The BNetzA is using the AgNes process to review whether the existing tariff structure, including the exemption for storage, is fit for the future. The core idea is to move from a static tariff system toward dynamic network tariffs: price signals that reflect actual grid congestion and give flexibility providers like batteries an incentive to behave in a grid-beneficial way.
What makes this reform especially important for storage is that the BNetzA is no longer looking only at how tariffs should become more dynamic. It is also raising the question of whether the current storage exemption from paying grid tariffs, currently valid for projects coming online until August 2028, should remain in place, even for projects that have already received the exemption and built their business case on it.

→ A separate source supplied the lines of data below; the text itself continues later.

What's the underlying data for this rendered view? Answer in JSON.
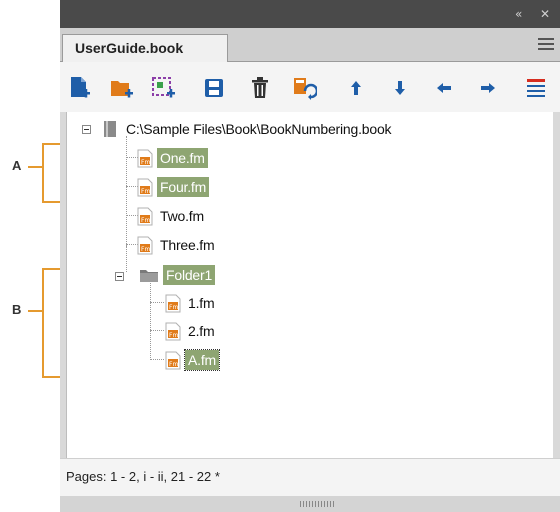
{
  "callouts": {
    "a": "A",
    "b": "B"
  },
  "panel": {
    "collapse_glyph": "«",
    "close_glyph": "✕",
    "tab_label": "UserGuide.book"
  },
  "toolbar": {
    "buttons": [
      "add-file-icon",
      "add-folder-icon",
      "add-group-icon",
      "save-icon",
      "delete-icon",
      "update-book-icon",
      "move-up-icon",
      "move-down-icon",
      "move-left-icon",
      "move-right-icon",
      "book-menu-icon"
    ]
  },
  "tree": {
    "book": "C:\\Sample Files\\Book\\BookNumbering.book",
    "files": [
      "One.fm",
      "Four.fm",
      "Two.fm",
      "Three.fm"
    ],
    "folder": "Folder1",
    "folder_files": [
      "1.fm",
      "2.fm",
      "A.fm"
    ]
  },
  "status": {
    "pages": "Pages: 1 - 2, i - ii, 21 - 22 *"
  },
  "colors": {
    "accent_blue": "#1f5ea8",
    "folder_orange": "#e07b1a",
    "selection_green": "#8ea572",
    "callout_orange": "#e59a2f",
    "toolbar_red": "#d62d20"
  }
}
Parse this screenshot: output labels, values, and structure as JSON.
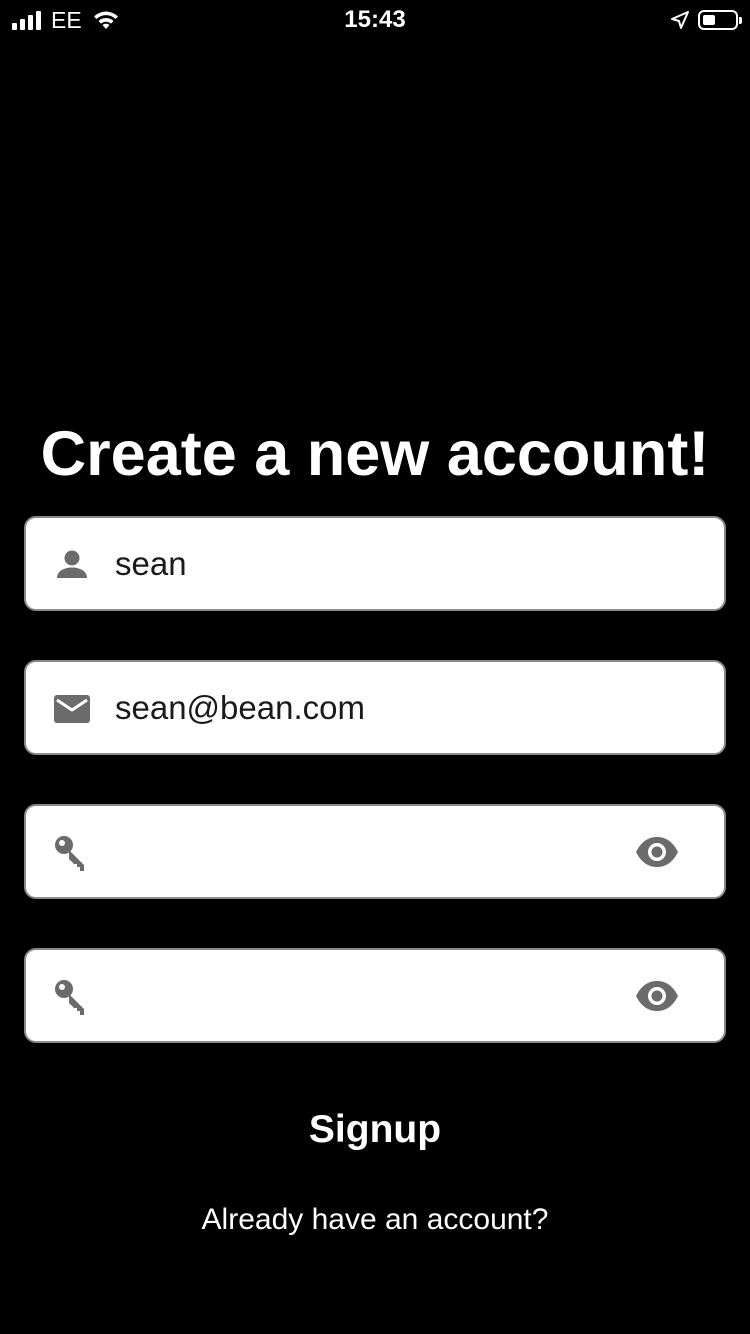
{
  "status_bar": {
    "carrier": "EE",
    "time": "15:43",
    "battery_level": 0.4
  },
  "page": {
    "title": "Create a new account!"
  },
  "form": {
    "username": {
      "value": "sean",
      "icon": "person-icon"
    },
    "email": {
      "value": "sean@bean.com",
      "icon": "mail-icon"
    },
    "password": {
      "value": "",
      "icon": "key-icon",
      "toggle_icon": "eye-icon"
    },
    "confirm_password": {
      "value": "",
      "icon": "key-icon",
      "toggle_icon": "eye-icon"
    },
    "signup_label": "Signup",
    "login_link": "Already have an account?"
  },
  "colors": {
    "background": "#000000",
    "field_background": "#ffffff",
    "field_border": "#8a8a8a",
    "icon_gray": "#6b6b6b",
    "text": "#ffffff"
  }
}
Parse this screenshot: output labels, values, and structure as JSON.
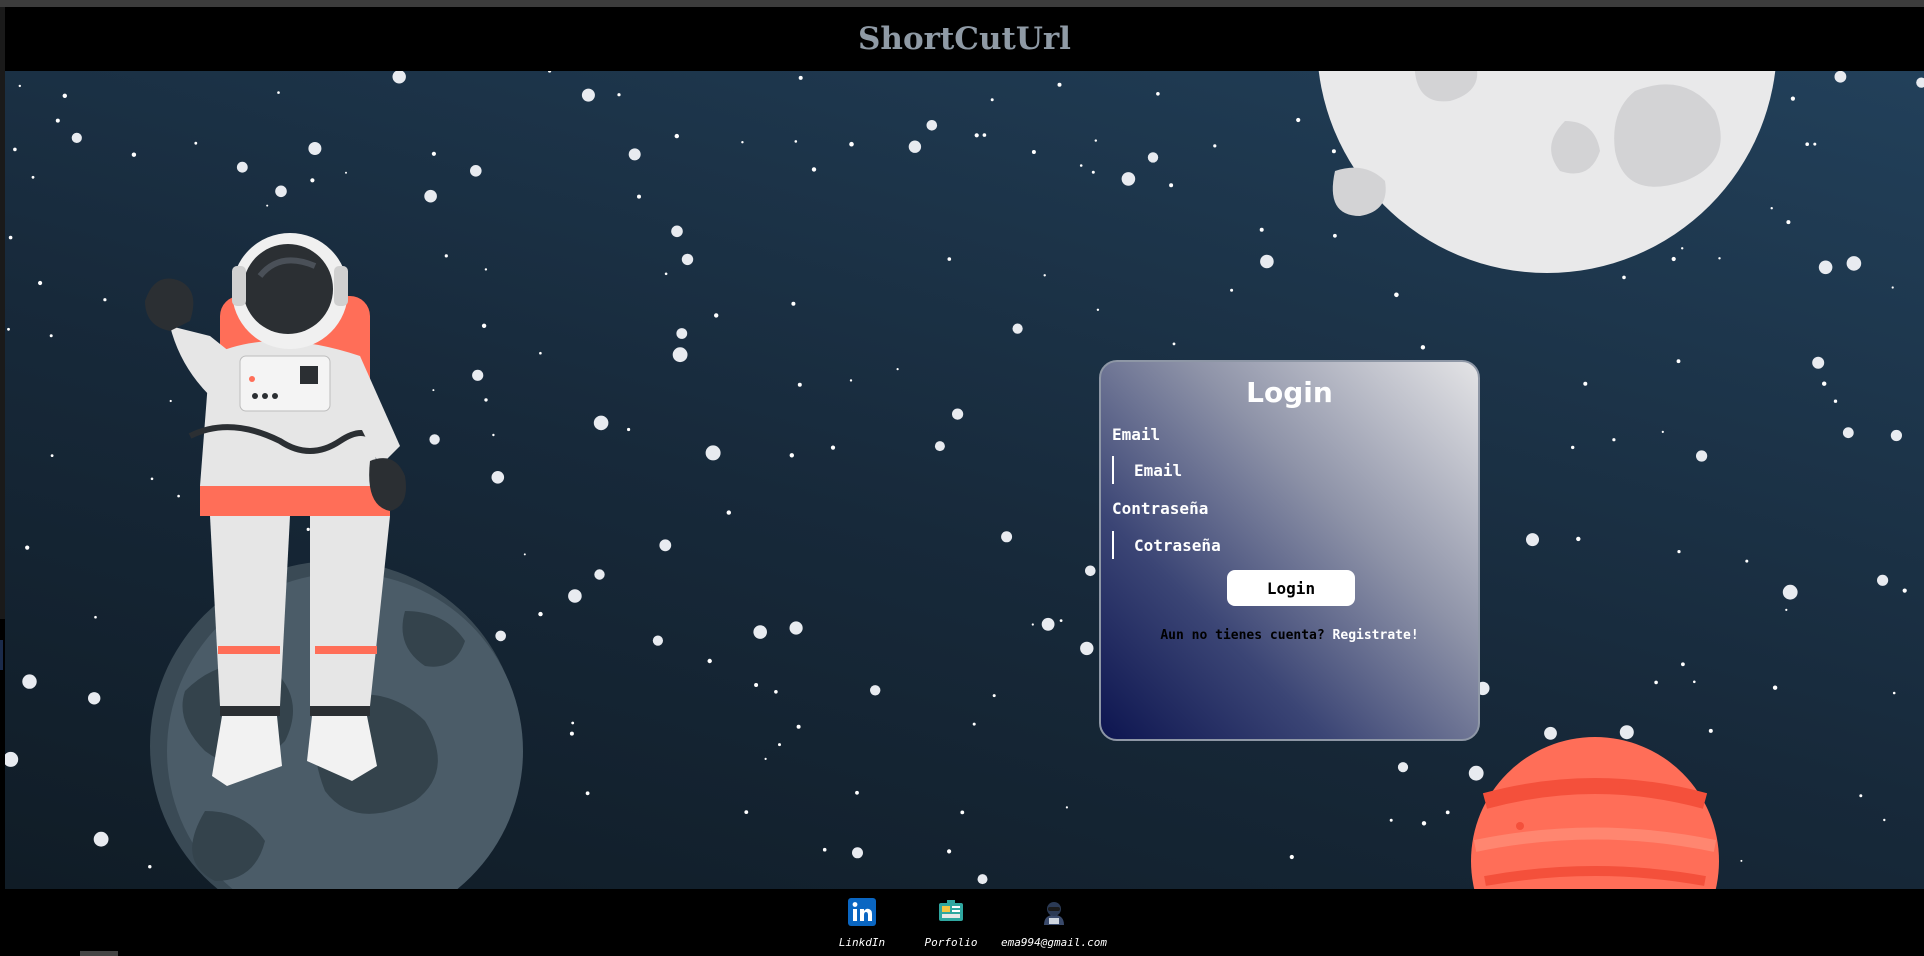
{
  "header": {
    "brand": "ShortCutUrl"
  },
  "login": {
    "title": "Login",
    "email_label": "Email",
    "email_placeholder": "Email",
    "password_label": "Contraseña",
    "password_placeholder": "Cotraseña",
    "submit_label": "Login",
    "register_prompt": "Aun no tienes cuenta?",
    "register_link": "Registrate!"
  },
  "footer": {
    "links": [
      {
        "label": "LinkdIn",
        "icon": "linkedin-icon"
      },
      {
        "label": "Porfolio",
        "icon": "portfolio-icon"
      },
      {
        "label": "ema994@gmail.com",
        "icon": "hacker-icon"
      }
    ]
  },
  "colors": {
    "background_top": "#22405a",
    "background_bottom": "#101c26",
    "brand_text": "#8f9aa5",
    "card_gradient_start": "#0d1550",
    "card_gradient_end": "#e4e4e6",
    "accent_red": "#ff6e58",
    "linkedin_blue": "#0a66c2"
  }
}
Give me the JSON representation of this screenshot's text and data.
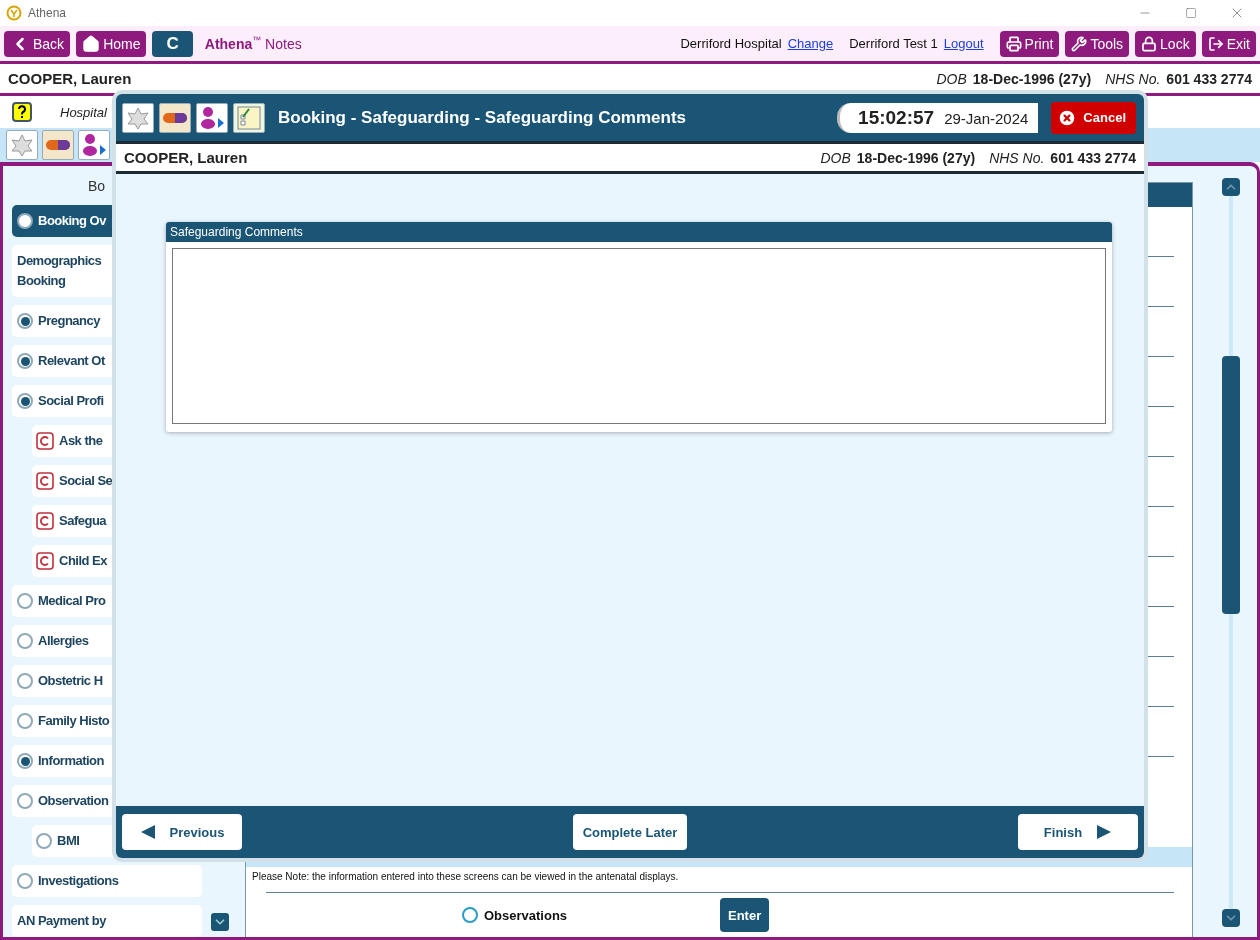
{
  "window": {
    "title": "Athena"
  },
  "topbar": {
    "nav": [
      {
        "kind": "back",
        "label": "Back"
      },
      {
        "kind": "home",
        "label": "Home"
      },
      {
        "kind": "letter",
        "label": "C"
      }
    ],
    "brand": "Athena",
    "brand_mark": "™",
    "brand_suffix": "Notes",
    "hospital": "Derriford Hospital",
    "hospital_link": "Change",
    "user": "Derriford Test 1",
    "user_link": "Logout",
    "actions": [
      {
        "kind": "print",
        "label": "Print"
      },
      {
        "kind": "tools",
        "label": "Tools"
      },
      {
        "kind": "lock",
        "label": "Lock"
      },
      {
        "kind": "exit",
        "label": "Exit"
      }
    ]
  },
  "patient": {
    "name": "COOPER, Lauren",
    "dob_label": "DOB",
    "dob": "18-Dec-1996 (27y)",
    "nhs_label": "NHS No.",
    "nhs": "601 433 2774"
  },
  "info_row": {
    "text": "Hospital"
  },
  "sidebar": {
    "heading": "Bo",
    "items": [
      {
        "kind": "radio",
        "label": "Booking Ov",
        "checked": false,
        "selected": true
      },
      {
        "kind": "plain",
        "label": "Demographics\nBooking",
        "selected": false
      },
      {
        "kind": "radio",
        "label": "Pregnancy",
        "checked": true,
        "selected": false
      },
      {
        "kind": "radio",
        "label": "Relevant Ot",
        "checked": true,
        "selected": false
      },
      {
        "kind": "radio",
        "label": "Social Profi",
        "checked": true,
        "selected": false,
        "children": [
          {
            "kind": "c",
            "label": "Ask the",
            "selected": false
          },
          {
            "kind": "c",
            "label": "Social Se",
            "selected": false
          },
          {
            "kind": "c",
            "label": "Safegua",
            "selected": false
          },
          {
            "kind": "c",
            "label": "Child Ex",
            "selected": false
          }
        ]
      },
      {
        "kind": "radio",
        "label": "Medical Pro",
        "checked": false,
        "selected": false
      },
      {
        "kind": "radio",
        "label": "Allergies",
        "checked": false,
        "selected": false
      },
      {
        "kind": "radio",
        "label": "Obstetric H",
        "checked": false,
        "selected": false
      },
      {
        "kind": "radio",
        "label": "Family Histo",
        "checked": false,
        "selected": false
      },
      {
        "kind": "radio",
        "label": "Information",
        "checked": true,
        "selected": false
      },
      {
        "kind": "radio",
        "label": "Observation",
        "checked": false,
        "selected": false,
        "children": [
          {
            "kind": "radio",
            "label": "BMI",
            "checked": false,
            "selected": false
          }
        ]
      },
      {
        "kind": "radio",
        "label": "Investigations",
        "checked": false,
        "selected": false
      },
      {
        "kind": "plain",
        "label": "AN Payment by",
        "selected": false
      }
    ]
  },
  "content": {
    "note": "Please Note: the information entered into these screens can be viewed in the antenatal displays.",
    "observations": {
      "label": "Observations",
      "checked": false
    },
    "enter": "Enter"
  },
  "dialog": {
    "title": "Booking - Safeguarding - Safeguarding Comments",
    "time": "15:02:57",
    "date": "29-Jan-2024",
    "cancel": "Cancel",
    "patient": {
      "name": "COOPER, Lauren",
      "dob_label": "DOB",
      "dob": "18-Dec-1996 (27y)",
      "nhs_label": "NHS No.",
      "nhs": "601 433 2774"
    },
    "section": {
      "title": "Safeguarding Comments"
    },
    "buttons": [
      {
        "kind": "previous",
        "label": "Previous"
      },
      {
        "kind": "later",
        "label": "Complete Later"
      },
      {
        "kind": "finish",
        "label": "Finish"
      }
    ]
  }
}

How would dynamic tariffs work?
The BNetzA’s concept distinguishes between a financing charge and an incentive charge. The financing charge is intended to contribute to network cost recovery. The incentive charge is designed to steer behavior by rewarding or penalizing operation depending on network congestion. Under this framework, storage would no longer be treated through a broad exemption, but through a tariff system that combines cost recovery with more active operational signals. The proposal includes an option under which BESS could earn more through the incentive charge than they pay via the financing charge, thereby rewarding assets that help relieve grid congestion and penalizing those that do not operate in a grid-friendly manner.
Our recommendations to the BNetzA
On 27 February 2026, we submitted our consultation responses on two papers published by the BNetzA. This concerned their papers on Dynamic Network Tariffs and Storage Network Tariffs, published under the ongoing reform of electricity network tariffs - “AgNes”. The consultations are expected to lead to a final decision by the end of 2026, with implementation anticipated in 2029.
In short, we believe the following is essential for the reform to work in practice:
- Provide clarity now on the future of the grid fee exemption for BESS to preserve investability: The current uncertainty is undermining investment confidence. The BNetzA should set out clear transition rules for existing projects as soon as possible. If the exemption for existing BESS is to be phased out, the replacement regime must deliver measurable improvements in system outcomes while preserving a workable investment case for batteries. The legitimate expectations of existing projects should not categorically be called into question. If the incentives are well designed and work in practice, we expect operators to migrate voluntarily.
- Ensure that dynamic tariffs create meaningful operational incentives: Dynamic tariffs should only replace the current exemption if they reflect actual network conditions and create meaningful incentives for grid-beneficial behaviour. Their purpose should be to improve system outcomes, not simply to add a new cost layer for storage.
- Use dynamic tariffs to replace existing restrictions, not add to them: BESS already operate under a patchwork of constraints imposed by different grid operators. These vary widely and often lack transparency. Dynamic tariffs should replace this fragmented system with a single, clear market-based steering logic. Additional restrictions on top should be the exception, not the rule.
- Align cost allocation with system value, rather than shifting it disproportionately onto battery storage: The costs and investments needed for a modern, flexibility-enabled grid should be borne across the system, rather than being shifted disproportionately onto battery storage assets that provide that flexibility.
- Set binding standards for grid operators and prioritize a credible transition path: Minimum requirements for how signals are published, how frequently they are updated, and how they are settled must be standardized across all grid operators. Without this, dynamic tariffs risk creating additional complexity rather than resolving it. At the same time, the new tariff regime does not need to be fully implemented in every detail by 2029. What matters is a clear transition path, binding milestones, and disciplined delivery. Otherwise, there is a risk that a short-term, suboptimal compromise becomes a permanent solution.